It’s common to find this question from CEOs/founders who are considering multiple options for their marketing team. We usually see three different trains of thought:
- CEOs want to do marketing themselves.
- They want to outsource an agency or freelancer.
- They want to hire a full-time marketing employee.
So when it comes to small business digital marketing, should you do it yourself or outsource?
The best answer: both.
The eventual goal for every CEO should be to outsource their marketing efforts to an employee or a capable agency. As a CEO, you probably have more pressing issues than looking at individual campaign analytics or social media metrics.

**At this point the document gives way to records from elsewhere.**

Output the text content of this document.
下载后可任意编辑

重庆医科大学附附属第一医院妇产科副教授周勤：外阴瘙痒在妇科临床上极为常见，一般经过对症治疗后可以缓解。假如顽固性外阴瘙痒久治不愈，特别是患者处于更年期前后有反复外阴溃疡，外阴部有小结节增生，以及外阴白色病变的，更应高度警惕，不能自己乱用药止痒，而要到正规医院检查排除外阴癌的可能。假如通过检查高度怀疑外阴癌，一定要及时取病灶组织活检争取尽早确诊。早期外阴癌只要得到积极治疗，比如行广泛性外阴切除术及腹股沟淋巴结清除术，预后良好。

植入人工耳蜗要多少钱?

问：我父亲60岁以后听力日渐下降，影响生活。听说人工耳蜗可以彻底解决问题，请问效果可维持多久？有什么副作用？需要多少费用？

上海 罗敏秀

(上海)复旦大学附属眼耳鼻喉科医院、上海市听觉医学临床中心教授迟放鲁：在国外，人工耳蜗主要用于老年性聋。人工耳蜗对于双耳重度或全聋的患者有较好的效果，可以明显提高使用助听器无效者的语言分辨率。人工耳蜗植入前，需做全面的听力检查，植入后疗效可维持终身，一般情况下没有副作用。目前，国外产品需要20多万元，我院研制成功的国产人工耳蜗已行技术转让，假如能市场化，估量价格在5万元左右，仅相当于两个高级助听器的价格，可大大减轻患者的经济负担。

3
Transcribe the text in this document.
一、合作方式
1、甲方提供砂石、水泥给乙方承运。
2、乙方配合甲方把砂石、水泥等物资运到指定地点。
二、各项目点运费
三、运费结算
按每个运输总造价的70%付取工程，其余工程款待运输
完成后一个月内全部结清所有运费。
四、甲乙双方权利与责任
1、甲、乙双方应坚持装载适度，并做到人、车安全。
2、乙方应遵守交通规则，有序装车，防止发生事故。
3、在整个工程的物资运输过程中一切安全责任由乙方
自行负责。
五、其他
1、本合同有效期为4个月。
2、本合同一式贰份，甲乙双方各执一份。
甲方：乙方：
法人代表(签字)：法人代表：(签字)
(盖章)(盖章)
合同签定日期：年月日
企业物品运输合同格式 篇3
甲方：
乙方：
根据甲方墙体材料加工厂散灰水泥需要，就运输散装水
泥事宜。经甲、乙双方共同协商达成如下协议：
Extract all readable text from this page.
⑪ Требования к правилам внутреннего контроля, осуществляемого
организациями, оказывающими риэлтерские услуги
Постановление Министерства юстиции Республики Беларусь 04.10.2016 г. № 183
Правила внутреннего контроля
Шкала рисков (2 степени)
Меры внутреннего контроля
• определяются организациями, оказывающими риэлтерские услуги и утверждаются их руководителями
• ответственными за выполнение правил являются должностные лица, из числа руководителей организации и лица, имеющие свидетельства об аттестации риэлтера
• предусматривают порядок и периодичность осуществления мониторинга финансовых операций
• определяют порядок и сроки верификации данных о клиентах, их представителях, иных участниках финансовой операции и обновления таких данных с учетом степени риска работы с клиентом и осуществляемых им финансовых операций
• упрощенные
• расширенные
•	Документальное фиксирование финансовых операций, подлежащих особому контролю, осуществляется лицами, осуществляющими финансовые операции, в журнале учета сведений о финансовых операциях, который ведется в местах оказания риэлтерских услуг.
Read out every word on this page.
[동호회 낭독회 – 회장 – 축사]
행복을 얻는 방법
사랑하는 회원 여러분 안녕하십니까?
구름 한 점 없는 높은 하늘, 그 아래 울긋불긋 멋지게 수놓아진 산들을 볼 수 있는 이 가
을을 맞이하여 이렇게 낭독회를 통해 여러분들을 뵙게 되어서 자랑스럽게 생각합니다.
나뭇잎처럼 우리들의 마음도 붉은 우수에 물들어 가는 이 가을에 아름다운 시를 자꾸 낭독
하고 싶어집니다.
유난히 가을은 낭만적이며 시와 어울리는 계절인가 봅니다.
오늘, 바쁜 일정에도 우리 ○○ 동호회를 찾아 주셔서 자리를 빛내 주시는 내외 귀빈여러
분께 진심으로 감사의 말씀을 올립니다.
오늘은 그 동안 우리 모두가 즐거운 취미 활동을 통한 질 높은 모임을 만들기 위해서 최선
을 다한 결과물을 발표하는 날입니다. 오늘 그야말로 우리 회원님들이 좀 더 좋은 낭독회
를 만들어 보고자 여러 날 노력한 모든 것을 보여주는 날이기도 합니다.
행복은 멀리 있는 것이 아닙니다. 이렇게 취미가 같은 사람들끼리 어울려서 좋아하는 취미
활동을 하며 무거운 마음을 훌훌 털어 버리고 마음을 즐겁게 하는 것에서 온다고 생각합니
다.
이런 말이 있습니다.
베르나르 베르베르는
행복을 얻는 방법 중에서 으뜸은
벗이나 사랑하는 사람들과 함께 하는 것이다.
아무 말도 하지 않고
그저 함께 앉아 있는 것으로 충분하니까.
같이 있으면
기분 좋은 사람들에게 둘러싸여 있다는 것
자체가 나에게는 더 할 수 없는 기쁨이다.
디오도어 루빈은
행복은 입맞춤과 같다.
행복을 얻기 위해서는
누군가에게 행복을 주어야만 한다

But even if you hire someone, how will you know if those people know what they’re talking about?
There is only one way: you’ve got to have at least a base level of marketing knowledge yourself.
Back in the day at Net-Results, CEO Michael Ward set up most of the inbound marketing campaigns (including landing pages, Google Ads campaigns) himself — using the Net-Results marketing automation platform as a core, of course! In addition to all of that, Net-Results has original roots as an analytics platform — and guess who built that?
Then, he got people in to take over. Right now, it’s a full-time marketing team, but it’s also been agencies and contracted help in the past. Starting out with knowledge in marketing ensured that he knew enough about marketing to at least be able to have a decent conversation about it from both a strategic and a tactical perspective. Plus, he was better able to manager employees and had better expectations for the team that he was now in charge of overseeing from a very high level.
Outsourcing also has another benefit: you get to hire people who generally have greater knowledge in specific veins of marketing than you do, giving you the opportunity to go from good to great. A graphic designer is a great, tangible example — can you guess which one was done by someone with less marketing-specific/design knowledge and which was done by someone with more marketing-specific/design knowledge?
Hopefully, we don’t have to spell it out for you 😉
So moral of the story: The person should probably be better at marketing than the CEO and also have more specific knowledge and experience than the CEO does, too. But we recommend that CEOs at least dabble in marketing first, so they don’t get sold BS by whoever they hire next.